The Real Reason Why Steak Is So Expensive

In 2012, the American food writer and historian Josh Ozersky deemed the steakhouse a holdover from a time when meat was cheaper and expectations were lower. Writing in Time, he compares the steakhouse to a strip club, as they "offer the most primal of pleasures, but the actual exchange is cynical, unsatisfying, and almost prohibitively expensive. And yet we keep going back."

To that assertion, people may nod, but also may wonder why steak prices have risen. Ozersky cites the rise in corn prices and in demand overseas. However, as he and Mel Magazine both note, the most desirable steaks are so expensive because they only consist of up to 10 percent of a cow's mass. So, farmers have to raise a whole cow for a piddling amount of meat, which steakhouses buy, and so have to charge more to make a profit.

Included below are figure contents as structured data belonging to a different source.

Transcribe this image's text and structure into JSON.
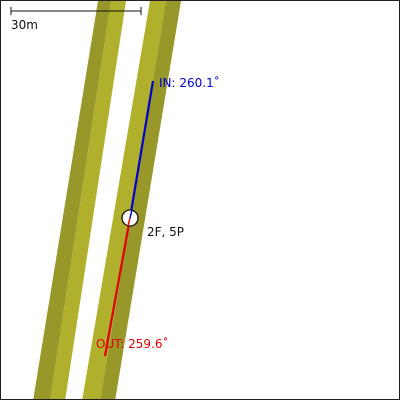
{
  "scale_bar": {
    "label": "30m"
  },
  "node": {
    "label": "2F, 5P"
  },
  "incoming": {
    "label": "IN: 260.1˚",
    "color": "#0000cc"
  },
  "outgoing": {
    "label": "OUT: 259.6˚",
    "color": "#e00000"
  },
  "road_colors": {
    "dark": "#97972a",
    "light": "#b0b02c"
  },
  "colors": {
    "border": "#222222",
    "background": "#ffffff"
  }
}
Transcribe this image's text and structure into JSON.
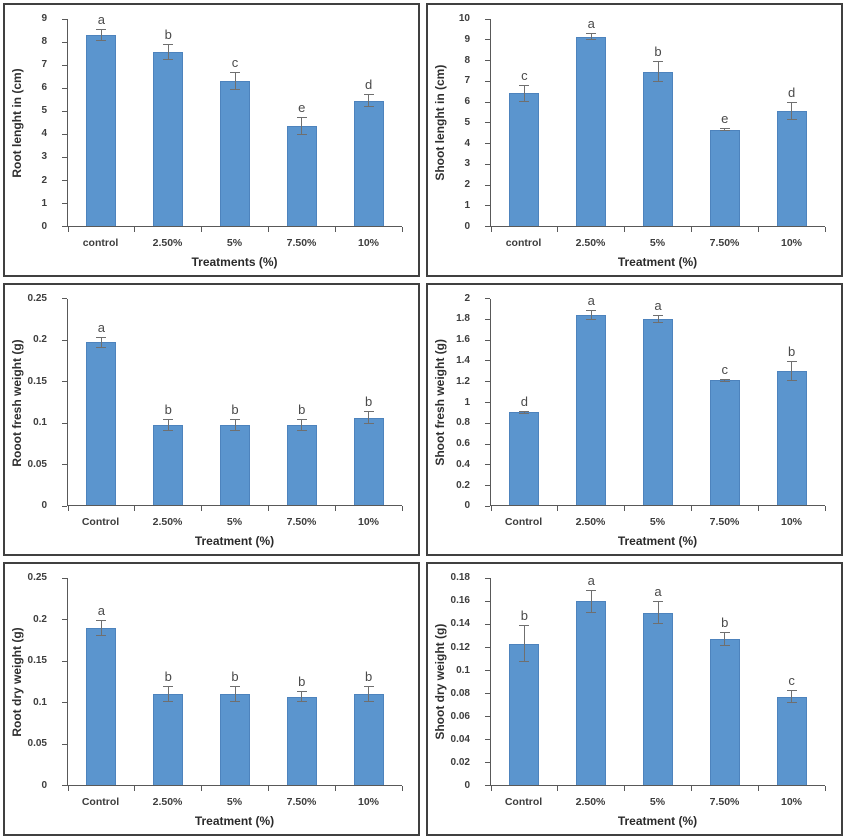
{
  "figure": {
    "description_colors": {
      "bar_color": "#5b95ce",
      "bar_border_color": "#4d83bd",
      "axis_color": "#595959",
      "panel_border_color": "#404040",
      "error_bar_color": "#6f6f6f",
      "text_color": "#3d3d3d"
    }
  },
  "chart_data": [
    {
      "type": "bar",
      "ylabel": "Root lenght in (cm)",
      "xlabel": "Treatments (%)",
      "categories": [
        "control",
        "2.50%",
        "5%",
        "7.50%",
        "10%"
      ],
      "values": [
        8.3,
        7.55,
        6.3,
        4.35,
        5.45
      ],
      "errors": [
        0.25,
        0.35,
        0.4,
        0.4,
        0.3
      ],
      "letters": [
        "a",
        "b",
        "c",
        "e",
        "d"
      ],
      "ylim": [
        0,
        9
      ],
      "yticks": [
        "0",
        "1",
        "2",
        "3",
        "4",
        "5",
        "6",
        "7",
        "8",
        "9"
      ],
      "grid": false,
      "legend": false
    },
    {
      "type": "bar",
      "ylabel": "Shoot lenght in (cm)",
      "xlabel": "Treatment (%)",
      "categories": [
        "control",
        "2.50%",
        "5%",
        "7.50%",
        "10%"
      ],
      "values": [
        6.4,
        9.15,
        7.45,
        4.65,
        5.55
      ],
      "errors": [
        0.4,
        0.15,
        0.5,
        0.07,
        0.45
      ],
      "letters": [
        "c",
        "a",
        "b",
        "e",
        "d"
      ],
      "ylim": [
        0,
        10
      ],
      "yticks": [
        "0",
        "1",
        "2",
        "3",
        "4",
        "5",
        "6",
        "7",
        "8",
        "9",
        "10"
      ],
      "grid": false,
      "legend": false
    },
    {
      "type": "bar",
      "ylabel": "Rooot fresh weight (g)",
      "xlabel": "Treatment (%)",
      "categories": [
        "Control",
        "2.50%",
        "5%",
        "7.50%",
        "10%"
      ],
      "values": [
        0.197,
        0.097,
        0.097,
        0.097,
        0.106
      ],
      "errors": [
        0.007,
        0.007,
        0.007,
        0.007,
        0.008
      ],
      "letters": [
        "a",
        "b",
        "b",
        "b",
        "b"
      ],
      "ylim": [
        0,
        0.25
      ],
      "yticks": [
        "0",
        "0.05",
        "0.1",
        "0.15",
        "0.2",
        "0.25"
      ],
      "grid": false,
      "legend": false
    },
    {
      "type": "bar",
      "ylabel": "Shoot fresh weight (g)",
      "xlabel": "Treatment (%)",
      "categories": [
        "Control",
        "2.50%",
        "5%",
        "7.50%",
        "10%"
      ],
      "values": [
        0.9,
        1.84,
        1.8,
        1.21,
        1.3
      ],
      "errors": [
        0.015,
        0.05,
        0.04,
        0.015,
        0.1
      ],
      "letters": [
        "d",
        "a",
        "a",
        "c",
        "b"
      ],
      "ylim": [
        0,
        2
      ],
      "yticks": [
        "0",
        "0.2",
        "0.4",
        "0.6",
        "0.8",
        "1",
        "1.2",
        "1.4",
        "1.6",
        "1.8",
        "2"
      ],
      "grid": false,
      "legend": false
    },
    {
      "type": "bar",
      "ylabel": "Root dry weight (g)",
      "xlabel": "Treatment (%)",
      "categories": [
        "Control",
        "2.50%",
        "5%",
        "7.50%",
        "10%"
      ],
      "values": [
        0.19,
        0.11,
        0.11,
        0.107,
        0.11
      ],
      "errors": [
        0.01,
        0.01,
        0.01,
        0.007,
        0.01
      ],
      "letters": [
        "a",
        "b",
        "b",
        "b",
        "b"
      ],
      "ylim": [
        0,
        0.25
      ],
      "yticks": [
        "0",
        "0.05",
        "0.1",
        "0.15",
        "0.2",
        "0.25"
      ],
      "grid": false,
      "legend": false
    },
    {
      "type": "bar",
      "ylabel": "Shoot dry weight (g)",
      "xlabel": "Treatment (%)",
      "categories": [
        "Control",
        "2.50%",
        "5%",
        "7.50%",
        "10%"
      ],
      "values": [
        0.123,
        0.16,
        0.15,
        0.127,
        0.077
      ],
      "errors": [
        0.016,
        0.01,
        0.01,
        0.006,
        0.006
      ],
      "letters": [
        "b",
        "a",
        "a",
        "b",
        "c"
      ],
      "ylim": [
        0,
        0.18
      ],
      "yticks": [
        "0",
        "0.02",
        "0.04",
        "0.06",
        "0.08",
        "0.1",
        "0.12",
        "0.14",
        "0.16",
        "0.18"
      ],
      "grid": false,
      "legend": false
    }
  ]
}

Of course, one could buy cuts from other parts of the cow, as Bon Appeit suggests. Their recommendations, the boneless short rib, flank steak, bottom sirloin, and top round, are cheaper steaks because they come from the parts of the cow that see more muscular activity. In addition, then, to being rarer than other parts of the cow, fillet and sirloin command higher prices because they're simply more tender.

Steak prices are kept artificially low

Contrary to how many Americans may feel, the price they pay for steak is lower than what it could potentially be due to government subsidies and gaming regulations. In a comparison between the cost of cultured meat and slaughtered meat on Medium, writer Freeman Jiang suggests that while farm meat is currently cheaper, its price may hide costs subsidized by the government. The piece proceeds to note that the US government provides $25 billion to farmers and farmland owners, of which corn receives at least $2.8 billion. So, one can imagine that without the added payments, farmers would be forced to charge consumers a higher price for steak.

Another reason why meat may be artificially cheaper than alternatives is that the government doesn't enforce costs that the industry externalizes; that is to say, costs they offload onto the community like environmental degradation. "Animal meat gets to externalize a lot of its negatives — externalities like health care, ecological, worker welfare, animal welfare," food researcher Zak Weston explained to Vox. If meat companies had to pay for more of the cost of their production, prices again may go up.

So, really the expensive steak may seem like a deal. Whether it's good or bad depends on how much you value the meat.